Wat ik eerlijk gezegd wel geestig vond was de opmerking die de kapper richting de doelman van FC Utrecht maakte, toen deze een paar keer tegen een doelpaal trapte om de modder onder zijn kicksen kwijt te raken. "Hé vuile gek, blijf van die palen af," riep de kapper luid. En voor alle duidelijkheid voegde hij er aan toe: "Dat zijn onze palen!"

Nou ja, ik denk dat hij het niet slecht bedoelt. Het komt alleen een beetje ongelukkig zijn strot uit.
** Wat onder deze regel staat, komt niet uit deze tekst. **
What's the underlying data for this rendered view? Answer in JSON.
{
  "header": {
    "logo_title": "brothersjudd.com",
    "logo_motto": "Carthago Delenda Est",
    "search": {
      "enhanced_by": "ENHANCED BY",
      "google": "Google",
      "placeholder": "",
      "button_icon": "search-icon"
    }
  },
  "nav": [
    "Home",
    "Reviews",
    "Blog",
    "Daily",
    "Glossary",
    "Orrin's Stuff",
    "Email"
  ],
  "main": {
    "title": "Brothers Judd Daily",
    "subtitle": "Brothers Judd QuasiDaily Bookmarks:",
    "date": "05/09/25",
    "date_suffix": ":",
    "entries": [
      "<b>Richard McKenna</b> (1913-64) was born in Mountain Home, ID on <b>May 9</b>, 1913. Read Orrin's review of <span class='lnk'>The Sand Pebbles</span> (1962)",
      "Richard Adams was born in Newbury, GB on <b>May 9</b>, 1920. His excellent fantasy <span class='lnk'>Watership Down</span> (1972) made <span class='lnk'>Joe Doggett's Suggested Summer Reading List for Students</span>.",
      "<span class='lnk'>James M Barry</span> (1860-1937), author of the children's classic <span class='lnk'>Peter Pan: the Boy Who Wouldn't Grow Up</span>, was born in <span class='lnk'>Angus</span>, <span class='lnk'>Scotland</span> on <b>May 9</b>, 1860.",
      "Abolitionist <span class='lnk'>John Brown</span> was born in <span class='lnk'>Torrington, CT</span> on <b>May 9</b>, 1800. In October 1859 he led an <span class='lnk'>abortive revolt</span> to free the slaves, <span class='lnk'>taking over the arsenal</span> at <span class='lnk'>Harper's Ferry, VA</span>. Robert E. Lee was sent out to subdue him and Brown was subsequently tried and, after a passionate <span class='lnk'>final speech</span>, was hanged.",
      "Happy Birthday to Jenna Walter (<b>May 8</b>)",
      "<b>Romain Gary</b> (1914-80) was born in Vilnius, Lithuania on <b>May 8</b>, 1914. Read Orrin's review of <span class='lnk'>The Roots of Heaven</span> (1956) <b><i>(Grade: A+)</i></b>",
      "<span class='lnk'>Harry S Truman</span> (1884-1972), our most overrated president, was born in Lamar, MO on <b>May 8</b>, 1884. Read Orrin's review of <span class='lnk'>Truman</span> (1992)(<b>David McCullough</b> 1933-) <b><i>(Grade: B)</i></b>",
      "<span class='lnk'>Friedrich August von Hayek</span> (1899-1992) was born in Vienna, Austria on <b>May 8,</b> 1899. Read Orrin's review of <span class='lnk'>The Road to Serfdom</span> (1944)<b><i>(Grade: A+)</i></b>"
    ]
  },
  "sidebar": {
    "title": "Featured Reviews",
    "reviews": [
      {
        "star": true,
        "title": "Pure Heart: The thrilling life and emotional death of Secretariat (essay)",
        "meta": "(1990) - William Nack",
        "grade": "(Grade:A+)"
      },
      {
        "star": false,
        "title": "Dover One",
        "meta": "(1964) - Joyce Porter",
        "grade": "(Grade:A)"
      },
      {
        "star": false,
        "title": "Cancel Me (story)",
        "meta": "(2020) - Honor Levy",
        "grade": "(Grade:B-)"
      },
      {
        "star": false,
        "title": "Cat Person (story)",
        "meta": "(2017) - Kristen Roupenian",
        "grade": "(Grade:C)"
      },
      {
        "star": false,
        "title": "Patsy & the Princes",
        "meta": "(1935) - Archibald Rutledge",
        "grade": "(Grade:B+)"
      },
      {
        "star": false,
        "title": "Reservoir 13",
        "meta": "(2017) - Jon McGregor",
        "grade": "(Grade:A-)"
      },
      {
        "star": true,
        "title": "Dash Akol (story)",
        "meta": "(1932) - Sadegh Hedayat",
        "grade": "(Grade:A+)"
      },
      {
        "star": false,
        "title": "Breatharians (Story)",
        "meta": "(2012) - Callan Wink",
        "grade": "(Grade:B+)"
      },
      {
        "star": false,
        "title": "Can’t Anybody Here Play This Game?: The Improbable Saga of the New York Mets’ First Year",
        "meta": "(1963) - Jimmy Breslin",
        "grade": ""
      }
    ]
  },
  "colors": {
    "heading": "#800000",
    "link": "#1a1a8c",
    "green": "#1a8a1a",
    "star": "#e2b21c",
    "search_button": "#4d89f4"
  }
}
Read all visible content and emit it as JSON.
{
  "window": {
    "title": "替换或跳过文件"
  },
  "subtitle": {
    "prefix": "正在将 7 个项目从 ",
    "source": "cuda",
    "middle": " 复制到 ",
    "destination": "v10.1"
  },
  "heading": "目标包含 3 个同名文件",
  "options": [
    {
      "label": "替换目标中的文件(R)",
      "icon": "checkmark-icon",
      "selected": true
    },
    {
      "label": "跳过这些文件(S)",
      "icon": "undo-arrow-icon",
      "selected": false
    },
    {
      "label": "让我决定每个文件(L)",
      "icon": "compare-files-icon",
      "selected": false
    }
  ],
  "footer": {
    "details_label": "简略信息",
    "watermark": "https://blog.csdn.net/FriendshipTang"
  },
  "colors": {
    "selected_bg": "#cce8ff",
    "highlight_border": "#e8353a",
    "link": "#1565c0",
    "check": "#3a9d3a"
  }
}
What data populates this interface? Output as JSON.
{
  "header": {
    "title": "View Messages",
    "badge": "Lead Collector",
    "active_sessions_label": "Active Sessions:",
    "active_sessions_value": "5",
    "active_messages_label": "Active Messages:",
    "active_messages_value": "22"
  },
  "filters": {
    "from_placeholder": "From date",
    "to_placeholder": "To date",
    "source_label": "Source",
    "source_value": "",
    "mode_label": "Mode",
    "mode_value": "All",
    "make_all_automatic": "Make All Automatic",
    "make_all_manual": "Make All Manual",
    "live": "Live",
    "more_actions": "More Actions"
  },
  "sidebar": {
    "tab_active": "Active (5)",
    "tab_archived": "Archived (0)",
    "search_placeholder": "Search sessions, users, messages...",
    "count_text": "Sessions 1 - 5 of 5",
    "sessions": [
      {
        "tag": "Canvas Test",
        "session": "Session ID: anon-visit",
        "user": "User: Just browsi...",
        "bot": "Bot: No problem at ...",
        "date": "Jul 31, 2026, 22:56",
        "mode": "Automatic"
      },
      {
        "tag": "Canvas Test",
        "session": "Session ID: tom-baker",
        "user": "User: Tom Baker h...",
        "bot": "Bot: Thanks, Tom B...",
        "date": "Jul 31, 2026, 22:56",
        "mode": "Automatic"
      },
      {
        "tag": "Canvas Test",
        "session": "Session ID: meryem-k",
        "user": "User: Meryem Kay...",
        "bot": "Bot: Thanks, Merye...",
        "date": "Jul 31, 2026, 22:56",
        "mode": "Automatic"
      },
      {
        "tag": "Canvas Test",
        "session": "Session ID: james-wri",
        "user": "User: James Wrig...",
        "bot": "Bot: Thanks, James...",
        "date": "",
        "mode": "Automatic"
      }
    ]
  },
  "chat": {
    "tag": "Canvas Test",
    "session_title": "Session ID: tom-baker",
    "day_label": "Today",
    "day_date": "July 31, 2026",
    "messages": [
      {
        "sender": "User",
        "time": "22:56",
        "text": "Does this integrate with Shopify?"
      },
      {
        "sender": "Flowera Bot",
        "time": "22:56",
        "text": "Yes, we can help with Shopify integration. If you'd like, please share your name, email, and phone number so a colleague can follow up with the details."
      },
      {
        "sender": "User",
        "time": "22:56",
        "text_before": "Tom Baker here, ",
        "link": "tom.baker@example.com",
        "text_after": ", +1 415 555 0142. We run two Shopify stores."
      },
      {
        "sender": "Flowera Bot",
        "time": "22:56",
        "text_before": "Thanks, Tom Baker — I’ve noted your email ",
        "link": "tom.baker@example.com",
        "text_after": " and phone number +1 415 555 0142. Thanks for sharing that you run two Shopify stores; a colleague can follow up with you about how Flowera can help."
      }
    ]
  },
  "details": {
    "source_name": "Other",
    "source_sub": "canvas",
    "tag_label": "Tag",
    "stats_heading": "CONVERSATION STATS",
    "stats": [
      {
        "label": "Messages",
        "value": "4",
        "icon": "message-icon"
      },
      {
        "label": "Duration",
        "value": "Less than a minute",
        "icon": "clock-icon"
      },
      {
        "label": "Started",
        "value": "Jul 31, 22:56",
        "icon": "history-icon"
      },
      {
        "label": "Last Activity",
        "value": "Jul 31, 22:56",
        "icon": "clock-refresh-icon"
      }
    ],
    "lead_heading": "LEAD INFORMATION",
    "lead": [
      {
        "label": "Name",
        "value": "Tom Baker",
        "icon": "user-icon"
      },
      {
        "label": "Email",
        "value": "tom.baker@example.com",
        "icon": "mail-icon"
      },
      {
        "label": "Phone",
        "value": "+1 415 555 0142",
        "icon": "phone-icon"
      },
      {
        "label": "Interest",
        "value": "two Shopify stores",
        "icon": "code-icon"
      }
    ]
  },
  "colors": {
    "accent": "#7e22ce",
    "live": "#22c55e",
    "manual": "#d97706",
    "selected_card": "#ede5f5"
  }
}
En als er een doelpunt in het voordeel van Ajax valt, is hij de beschaving zelve. Nu ik erover nadenk, vraag ik mij af of het misschien aan die stoelen achter ons ligt dat er telkens van die kleurrijke figuren op terecht komen. Een paar seizoenen terug zat er een vriendenclubje uit de Alblasserwaard. Eén van de maten, die naar de bijnaam 'Kikker' luisterde, nam eens tijdens een Europese wedstrijd stomdronken met een fles stroh rum in zijn hand achter ons plaats. Die fles droeg niet bij aan zijn ontnuchtering. Om de één of andere reden voelde Kikker de behoefte om te pas en te onpas te gaan staan, hetgeen steeds meer irritatie wekte. "Ga nou toch zitten," riepen zelfs de soepelste supporters in zijn directe omgeving. Maar Kikker was met al die rum in het bloed niet te houden. Tot er een doelpunt voor Ajax viel. Terwijl het hele vak als één man overeind kwam, bleef Kikker zitten en met geheven vinger riep hij olijk: "Ga nou toch zitten!"